16. The apparatus according to claim 13, wherein the register information includes information indicating the context switching point, a maximum value of a register number indicating a range of a register area used as the context register, and a minimum value of the register number.

17. The apparatus according to claim 13, wherein:

the compiler compiles a thread object of a thread unit from the source program, and

the register allocation unit is included in a thread library which executes the thread object generated by the compiler.

18. The apparatus according to claim 13, wherein the register allocation unit secures an empty memory area equivalent to a range of a register area used as the context register in the memory by using table information prepared in the memory to manage a register use situation.

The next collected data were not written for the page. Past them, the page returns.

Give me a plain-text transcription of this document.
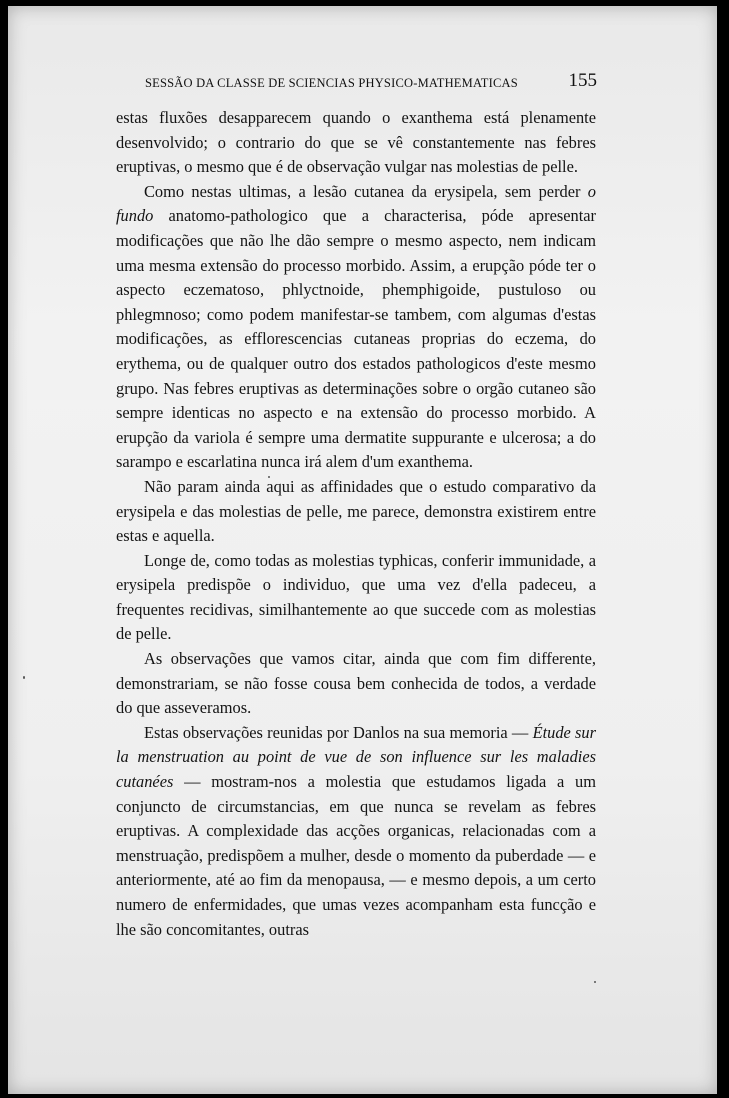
SESSÃO DA CLASSE DE SCIENCIAS PHYSICO-MATHEMATICAS	155

estas fluxões desapparecem quando o exanthema está plenamente desenvolvido; o contrario do que se vê constantemente nas febres eruptivas, o mesmo que é de observação vulgar nas molestias de pelle.

Como nestas ultimas, a lesão cutanea da erysipela, sem perder o fundo anatomo-pathologico que a characterisa, póde apresentar modificações que não lhe dão sempre o mesmo aspecto, nem indicam uma mesma extensão do processo morbido. Assim, a erupção póde ter o aspecto eczematoso, phlyctnoide, phemphigoide, pustuloso ou phlegmnoso; como podem manifestar-se tambem, com algumas d'estas modificações, as efflorescencias cutaneas proprias do eczema, do erythema, ou de qualquer outro dos estados pathologicos d'este mesmo grupo. Nas febres eruptivas as determinações sobre o orgão cutaneo são sempre identicas no aspecto e na extensão do processo morbido. A erupção da variola é sempre uma dermatite suppurante e ulcerosa; a do sarampo e escarlatina nunca irá alem d'um exanthema.

Não param ainda aqui as affinidades que o estudo comparativo da erysipela e das molestias de pelle, me parece, demonstra existirem entre estas e aquella.

Longe de, como todas as molestias typhicas, conferir immunidade, a erysipela predispõe o individuo, que uma vez d'ella padeceu, a frequentes recidivas, similhantemente ao que succede com as molestias de pelle.

As observações que vamos citar, ainda que com fim differente, demonstrariam, se não fosse cousa bem conhecida de todos, a verdade do que asseveramos.

Estas observações reunidas por Danlos na sua memoria — Étude sur la menstruation au point de vue de son influence sur les maladies cutanées — mostram-nos a molestia que estudamos ligada a um conjuncto de circumstancias, em que nunca se revelam as febres eruptivas. A complexidade das acções organicas, relacionadas com a menstruação, predispõem a mulher, desde o momento da puberdade — e anteriormente, até ao fim da menopausa, — e mesmo depois, a um certo numero de enfermidades, que umas vezes acompanham esta funcção e lhe são concomitantes, outras
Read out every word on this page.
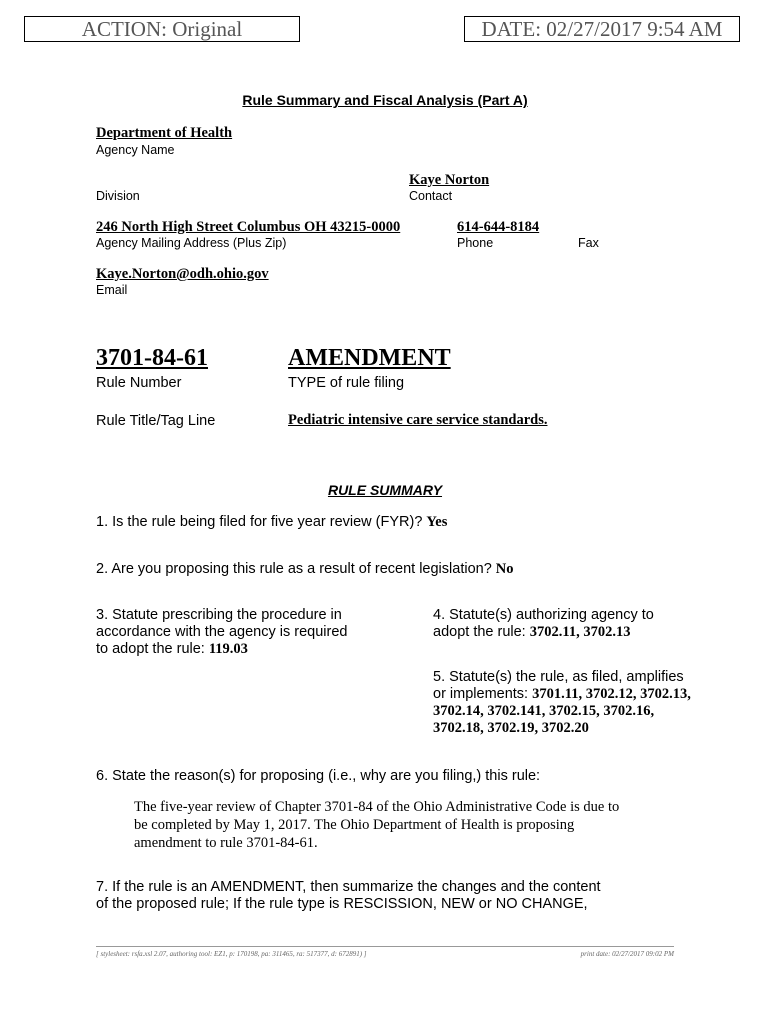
ACTION: Original	DATE: 02/27/2017 9:54 AM
Rule Summary and Fiscal Analysis (Part A)
Department of Health
Agency Name
Kaye Norton
Division	Contact
246 North High Street Columbus OH 43215-0000	614-644-8184
Agency Mailing Address (Plus Zip)	Phone	Fax
Kaye.Norton@odh.ohio.gov
Email
3701-84-61	AMENDMENT
Rule Number	TYPE of rule filing
Rule Title/Tag Line	Pediatric intensive care service standards.
RULE SUMMARY
1. Is the rule being filed for five year review (FYR)? Yes
2. Are you proposing this rule as a result of recent legislation? No
3. Statute prescribing the procedure in
accordance with the agency is required
to adopt the rule: 119.03
4. Statute(s) authorizing agency to
adopt the rule: 3702.11, 3702.13
5. Statute(s) the rule, as filed, amplifies
or implements: 3701.11, 3702.12, 3702.13,
3702.14, 3702.141, 3702.15, 3702.16,
3702.18, 3702.19, 3702.20
6. State the reason(s) for proposing (i.e., why are you filing,) this rule:
The five-year review of Chapter 3701-84 of the Ohio Administrative Code is due to
be completed by May 1, 2017. The Ohio Department of Health is proposing
amendment to rule 3701-84-61.
7. If the rule is an AMENDMENT, then summarize the changes and the content
of the proposed rule; If the rule type is RESCISSION, NEW or NO CHANGE,
[ stylesheet: rsfa.xsl 2.07, authoring tool: EZ1, p: 170198, pa: 311465, ra: 517377, d: 672891) ]	print date: 02/27/2017 09:02 PM
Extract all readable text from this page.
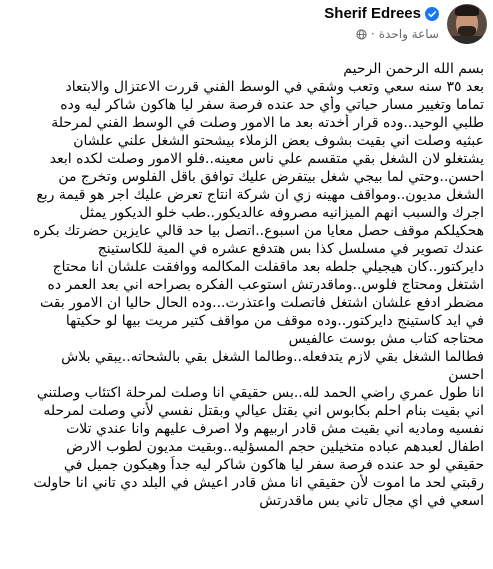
Sherif Edrees
ساعة واحدة
·
بسم الله الرحمن الرحيم
بعد ٣٥ سنه سعي وتعب وشقي في الوسط الفني قررت الاعتزال والابتعاد
تماما وتغيير مسار حياتي وأي حد عنده فرصة سفر ليا هاكون شاكر ليه وده
طلبي الوحيد..وده قرار أخدته بعد ما الامور وصلت في الوسط الفني لمرحلة
عبثيه وصلت اني بقيت بشوف بعض الزملاء بيشحتو الشغل علني علشان
يشتغلو لان الشغل بقي متقسم علي ناس معينه..فلو الامور وصلت لكده ابعد
احسن..وحتي لما بيجي شغل بيتفرض عليك توافق باقل الفلوس وتخرج من
الشغل مديون..ومواقف مهينه زي ان شركة انتاج تعرض عليك اجر هو قيمة ربع
اجرك والسبب انهم الميزانيه مصروفه عالديكور..طب خلو الديكور يمثل
هحكيلكم موقف حصل معايا من اسبوع..اتصل بيا حد قالي عايزين حضرتك بكره
عندك تصوير في مسلسل كذا بس هتدفع عشره في المية للكاستينج
دايركتور..كان هيجيلي جلطه بعد ماقفلت المكالمه ووافقت علشان انا محتاج
اشتغل ومحتاج فلوس..وماقدرتش استوعب الفكره بصراحه اني بعد العمر ده
مضطر ادفع علشان اشتغل فاتصلت واعتذرت...وده الحال حاليا ان الامور بقت
في ايد كاستينج دايركتور..وده موقف من مواقف كتير مريت بيها لو حكيتها
محتاجه كتاب مش بوست عالفيس
فطالما الشغل بقي لازم يتدفعله..وطالما الشغل بقي بالشحاته..يبقي بلاش
احسن
انا طول عمري راضي الحمد لله..بس حقيقي انا وصلت لمرحلة اكتئاب وصلتني
اني بقيت بنام احلم بكابوس اني بقتل عيالي وبقتل نفسي لأني وصلت لمرحله
نفسيه وماديه اني بقيت مش قادر اربيهم ولا اصرف عليهم وانا عندي تلات
اطفال لعبدهم عباده متخيلين حجم المسؤليه..وبقيت مديون لطوب الارض
حقيقي لو حد عنده فرصة سفر ليا هاكون شاكر ليه جداً وهيكون جميل في
رقبتي لحد ما اموت لأن حقيقي انا مش قادر اعيش في البلد دي تاني انا حاولت
اسعي في اي مجال تاني بس ماقدرتش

19. The apparatus according to claim 13, wherein the compiler records a register used as the context register and a register used for the other purpose separately in the object file.

20. A method of program execution for a microprocessor which comprises a memory to store an object file prepared by compiling a source program, and a register file to secure a group of registers necessary for an execution unit module of the object file, the method comprising:

adding register information for allocating a register used as a context register based on a context switching point to the object file when the object file constituted of object codes is generated from the source program including the context switching point;

loading the object file into the memory means; and

obtaining the register information from the object file loaded into the memory, and allocating a register area used as the context register based on the register information to the register file.